La victoire de la Juventus contre le Pafos en Ligue des Champions (2-0) n'a pas dissipé les inquiétudes. Au contraire, le technicien Luciano Spalletti a dressé un bilan sévère de la prestation de son équipe, qualifiant la première période de franchement embarrassante.
Une première mi-temps à oublier pour la Juve
Conspués à la mi-temps par leur public après un début de match poussif, les Bianconeri ont été mis en difficulté par l'équipe chypriote. Le Pafos a créé les occasions les plus nettes, frappant même le poteau et forçant Michele Di Gregorio à de bons arrêts. La Juventus a semblé totalement dépourvue de solutions et de rythme.
Le match a basculé après l'heure de jeu, grâce à des ajustements tactiques et l'entrée en jeu de Francisco Conceição. Weston McKennie a ouvert le score à la 67e minute sur une passe décisive d'Andrea Cambiaso, avant que Jonathan David ne double la mise six minutes plus tard, scellant le succès sur une belle action collective.
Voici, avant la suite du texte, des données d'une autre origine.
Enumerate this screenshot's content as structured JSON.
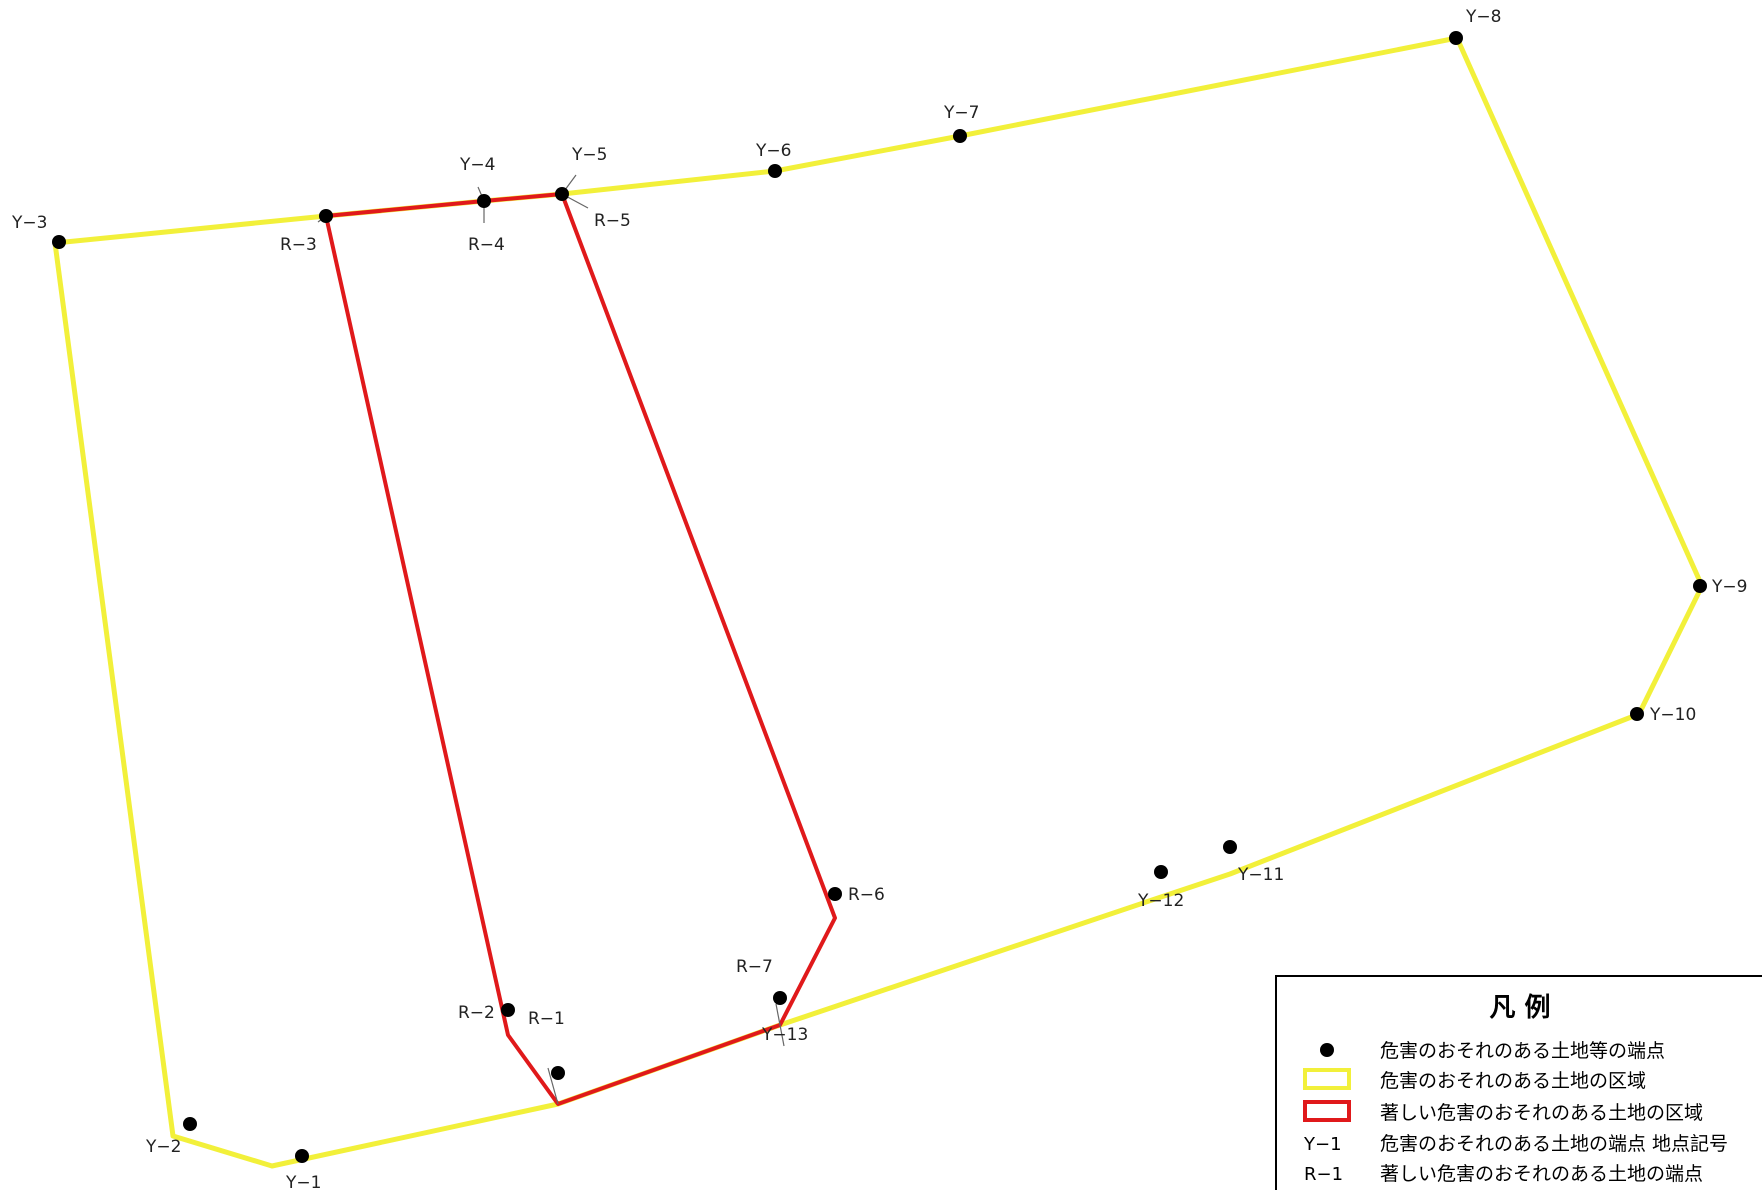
{
  "colors": {
    "hazard_area": "#f2f03a",
    "severe_area": "#e0191b",
    "point": "#000000",
    "leader": "#666666",
    "legend_border": "#000000"
  },
  "points": {
    "Y-1": "Y−1",
    "Y-2": "Y−2",
    "Y-3": "Y−3",
    "Y-4": "Y−4",
    "Y-5": "Y−5",
    "Y-6": "Y−6",
    "Y-7": "Y−7",
    "Y-8": "Y−8",
    "Y-9": "Y−9",
    "Y-10": "Y−10",
    "Y-11": "Y−11",
    "Y-12": "Y−12",
    "Y-13": "Y−13",
    "R-1": "R−1",
    "R-2": "R−2",
    "R-3": "R−3",
    "R-4": "R−4",
    "R-5": "R−5",
    "R-6": "R−6",
    "R-7": "R−7"
  },
  "legend": {
    "title": "凡 例",
    "items": [
      {
        "symbol": "dot",
        "label": "危害のおそれのある土地等の端点"
      },
      {
        "symbol": "yellow-box",
        "label": "危害のおそれのある土地の区域"
      },
      {
        "symbol": "red-box",
        "label": "著しい危害のおそれのある土地の区域"
      },
      {
        "symbol": "Y−1",
        "label": "危害のおそれのある土地の端点  地点記号"
      },
      {
        "symbol": "R−1",
        "label": "著しい危害のおそれのある土地の端点"
      }
    ]
  }
}
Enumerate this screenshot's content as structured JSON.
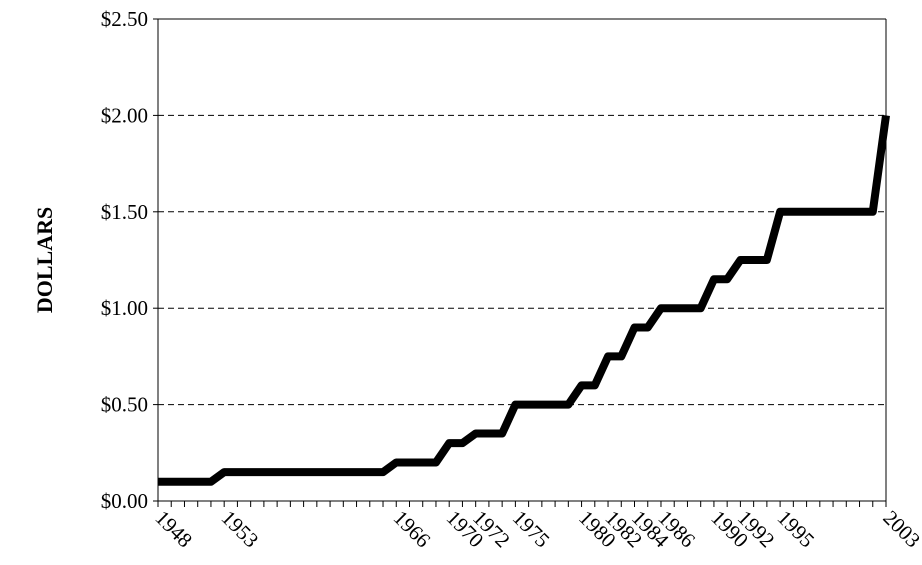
{
  "chart_data": {
    "type": "line",
    "y_label": "DOLLARS",
    "categories": [
      "1948",
      null,
      null,
      null,
      null,
      "1953",
      null,
      null,
      null,
      null,
      null,
      null,
      null,
      null,
      null,
      null,
      null,
      null,
      "1966",
      null,
      null,
      null,
      "1970",
      null,
      "1972",
      null,
      null,
      "1975",
      null,
      null,
      null,
      null,
      "1980",
      null,
      "1982",
      null,
      "1984",
      null,
      "1986",
      null,
      null,
      null,
      "1990",
      null,
      "1992",
      null,
      null,
      "1995",
      null,
      null,
      null,
      null,
      null,
      null,
      null,
      "2003"
    ],
    "values": [
      0.1,
      0.1,
      0.1,
      0.1,
      0.1,
      0.15,
      0.15,
      0.15,
      0.15,
      0.15,
      0.15,
      0.15,
      0.15,
      0.15,
      0.15,
      0.15,
      0.15,
      0.15,
      0.2,
      0.2,
      0.2,
      0.2,
      0.3,
      0.3,
      0.35,
      0.35,
      0.35,
      0.5,
      0.5,
      0.5,
      0.5,
      0.5,
      0.6,
      0.6,
      0.75,
      0.75,
      0.9,
      0.9,
      1.0,
      1.0,
      1.0,
      1.0,
      1.15,
      1.15,
      1.25,
      1.25,
      1.25,
      1.5,
      1.5,
      1.5,
      1.5,
      1.5,
      1.5,
      1.5,
      1.5,
      2.0
    ],
    "color": "#000000",
    "ylim": [
      0,
      2.5
    ],
    "yticks": [
      {
        "value": 0,
        "label": "$0.00"
      },
      {
        "value": 0.5,
        "label": "$0.50"
      },
      {
        "value": 1,
        "label": "$1.00"
      },
      {
        "value": 1.5,
        "label": "$1.50"
      },
      {
        "value": 2,
        "label": "$2.00"
      },
      {
        "value": 2.5,
        "label": "$2.50"
      }
    ],
    "grid": true
  }
}
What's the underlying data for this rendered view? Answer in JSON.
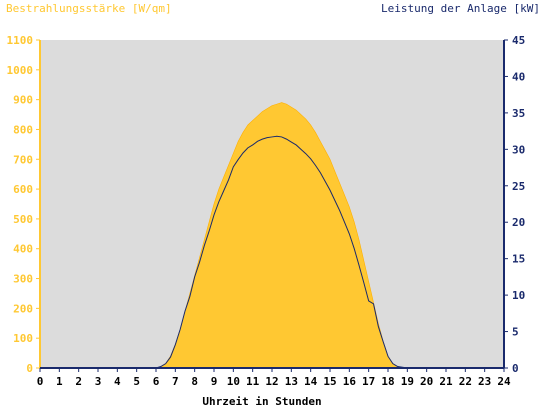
{
  "chart_data": {
    "type": "area",
    "left_axis_label": "Bestrahlungsstärke [W/qm]",
    "right_axis_label": "Leistung der Anlage [kW]",
    "xlabel": "Uhrzeit in Stunden",
    "xlim": [
      0,
      24
    ],
    "x_ticks": [
      0,
      1,
      2,
      3,
      4,
      5,
      6,
      7,
      8,
      9,
      10,
      11,
      12,
      13,
      14,
      15,
      16,
      17,
      18,
      19,
      20,
      21,
      22,
      23,
      24
    ],
    "ylim_left": [
      0,
      1100
    ],
    "y_ticks_left": [
      0,
      100,
      200,
      300,
      400,
      500,
      600,
      700,
      800,
      900,
      1000,
      1100
    ],
    "ylim_right": [
      0,
      45
    ],
    "y_ticks_right": [
      0,
      5,
      10,
      15,
      20,
      25,
      30,
      35,
      40,
      45
    ],
    "grid": false,
    "colors": {
      "irradiance": "#ffc832",
      "power": "#1a2a6c",
      "plot_background": "#dcdcdc",
      "left_axis": "#ffc832",
      "right_axis": "#1a2a6c"
    },
    "series": [
      {
        "axis": "left",
        "style": "area",
        "x": [
          0,
          6,
          6.25,
          6.5,
          6.75,
          7,
          7.25,
          7.5,
          7.75,
          8,
          8.25,
          8.5,
          8.75,
          9,
          9.25,
          9.5,
          9.75,
          10,
          10.25,
          10.5,
          10.75,
          11,
          11.25,
          11.5,
          11.75,
          12,
          12.25,
          12.5,
          12.75,
          13,
          13.25,
          13.5,
          13.75,
          14,
          14.25,
          14.5,
          14.75,
          15,
          15.25,
          15.5,
          15.75,
          16,
          16.25,
          16.5,
          16.75,
          17,
          17.25,
          17.5,
          17.75,
          18,
          18.25,
          18.5,
          18.75,
          19,
          24
        ],
        "y": [
          0,
          0,
          5,
          15,
          40,
          80,
          130,
          190,
          250,
          310,
          370,
          430,
          490,
          550,
          600,
          640,
          680,
          720,
          760,
          790,
          815,
          830,
          845,
          860,
          870,
          880,
          885,
          890,
          885,
          875,
          865,
          850,
          835,
          815,
          790,
          760,
          730,
          700,
          660,
          620,
          580,
          540,
          490,
          430,
          360,
          290,
          220,
          150,
          90,
          40,
          15,
          5,
          2,
          0,
          0
        ]
      },
      {
        "axis": "right",
        "style": "line",
        "x": [
          0,
          6,
          6.25,
          6.5,
          6.75,
          7,
          7.25,
          7.5,
          7.75,
          8,
          8.25,
          8.5,
          8.75,
          9,
          9.25,
          9.5,
          9.75,
          10,
          10.25,
          10.5,
          10.75,
          11,
          11.25,
          11.5,
          11.75,
          12,
          12.25,
          12.5,
          12.75,
          13,
          13.25,
          13.5,
          13.75,
          14,
          14.25,
          14.5,
          14.75,
          15,
          15.25,
          15.5,
          15.75,
          16,
          16.25,
          16.5,
          16.75,
          17,
          17.25,
          17.5,
          17.75,
          18,
          18.25,
          18.5,
          18.75,
          19,
          24
        ],
        "y": [
          0,
          0,
          0.2,
          0.6,
          1.5,
          3.2,
          5.3,
          7.8,
          9.8,
          12.5,
          14.5,
          16.8,
          18.8,
          21.0,
          22.8,
          24.3,
          25.8,
          27.6,
          28.6,
          29.5,
          30.2,
          30.6,
          31.1,
          31.4,
          31.6,
          31.7,
          31.8,
          31.7,
          31.4,
          31.0,
          30.6,
          30.0,
          29.4,
          28.7,
          27.8,
          26.8,
          25.6,
          24.4,
          23.0,
          21.6,
          20.0,
          18.4,
          16.4,
          14.1,
          11.7,
          9.2,
          8.8,
          5.7,
          3.6,
          1.6,
          0.6,
          0.2,
          0.1,
          0,
          0
        ]
      }
    ]
  }
}
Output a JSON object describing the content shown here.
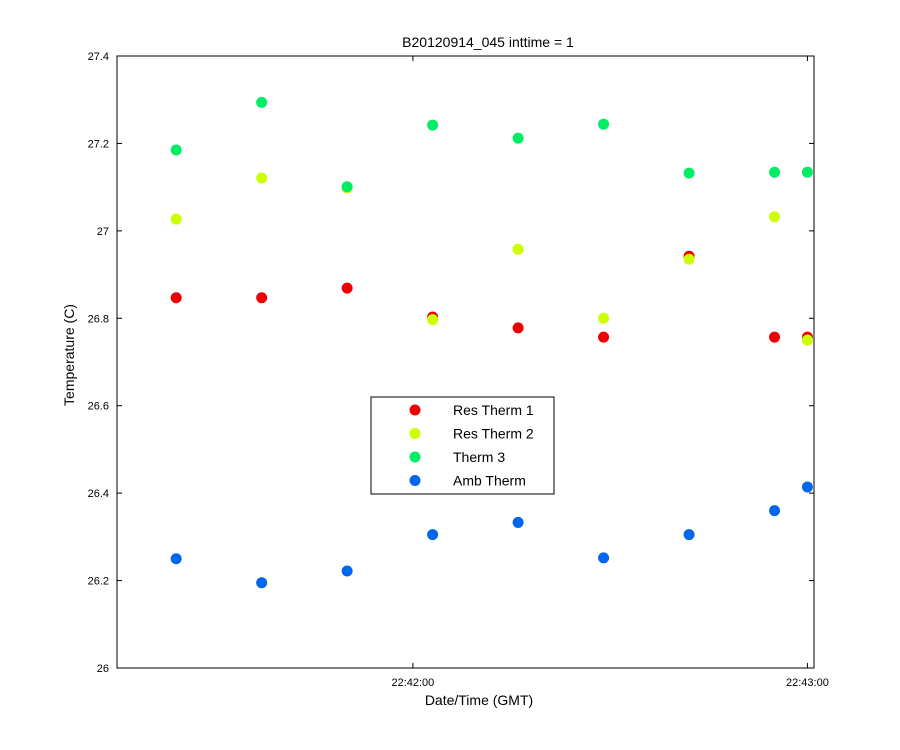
{
  "chart_data": {
    "type": "scatter",
    "title": "B20120914_045 inttime = 1",
    "xlabel": "Date/Time (GMT)",
    "ylabel": "Temperature (C)",
    "ylim": [
      26,
      27.4
    ],
    "yticks": [
      26,
      26.2,
      26.4,
      26.6,
      26.8,
      27,
      27.2,
      27.4
    ],
    "ytick_labels": [
      "26",
      "26.2",
      "26.4",
      "26.6",
      "26.8",
      "27",
      "27.2",
      "27.4"
    ],
    "xlim": [
      "22:41:15",
      "22:43:01"
    ],
    "xticks": [
      "22:42:00",
      "22:43:00"
    ],
    "xtick_labels": [
      "22:42:00",
      "22:43:00"
    ],
    "x": [
      "22:41:24",
      "22:41:37",
      "22:41:50",
      "22:42:03",
      "22:42:16",
      "22:42:29",
      "22:42:42",
      "22:42:55",
      "22:43:00"
    ],
    "legend_position": "center",
    "grid": false,
    "series": [
      {
        "name": "Res Therm 1",
        "color": "#ee0000",
        "values": [
          26.847,
          26.847,
          26.869,
          26.803,
          26.778,
          26.757,
          26.942,
          26.757,
          26.757
        ]
      },
      {
        "name": "Res Therm 2",
        "color": "#ccff00",
        "values": [
          27.027,
          27.121,
          27.098,
          26.797,
          26.958,
          26.8,
          26.935,
          27.032,
          26.75
        ]
      },
      {
        "name": "Therm 3",
        "color": "#00ee66",
        "values": [
          27.185,
          27.294,
          27.101,
          27.242,
          27.212,
          27.244,
          27.132,
          27.134,
          27.134
        ]
      },
      {
        "name": "Amb Therm",
        "color": "#0066ee",
        "values": [
          26.25,
          26.195,
          26.222,
          26.305,
          26.333,
          26.252,
          26.305,
          26.36,
          26.414
        ]
      }
    ]
  }
}
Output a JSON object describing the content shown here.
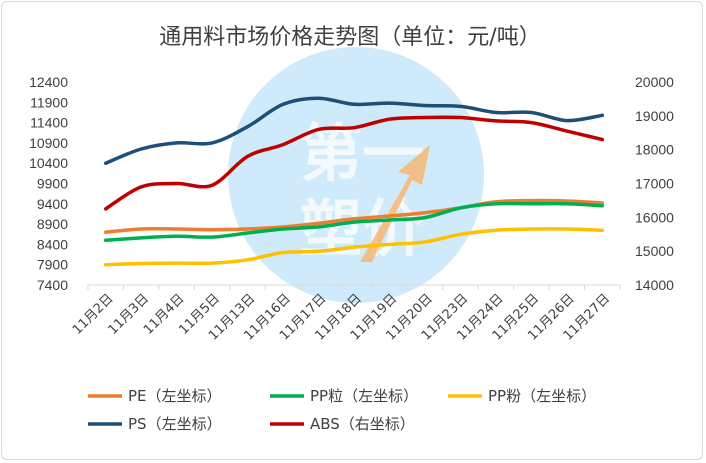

Spalletti assume et explique les problèmes
En conférence de presse, l'entraîneur italien n'a pas cherché à embellir la réalité. Il a reconnu que son équipe s'était contentée du strict minimum en première période, commettant des erreurs incompréhensibles. Selon lui, le manque de temps d'entraînement dû à un calendrier surchargé et les retours tardifs de déplacements expliquent en partie ces difficultés à installer un jeu intense et organisé.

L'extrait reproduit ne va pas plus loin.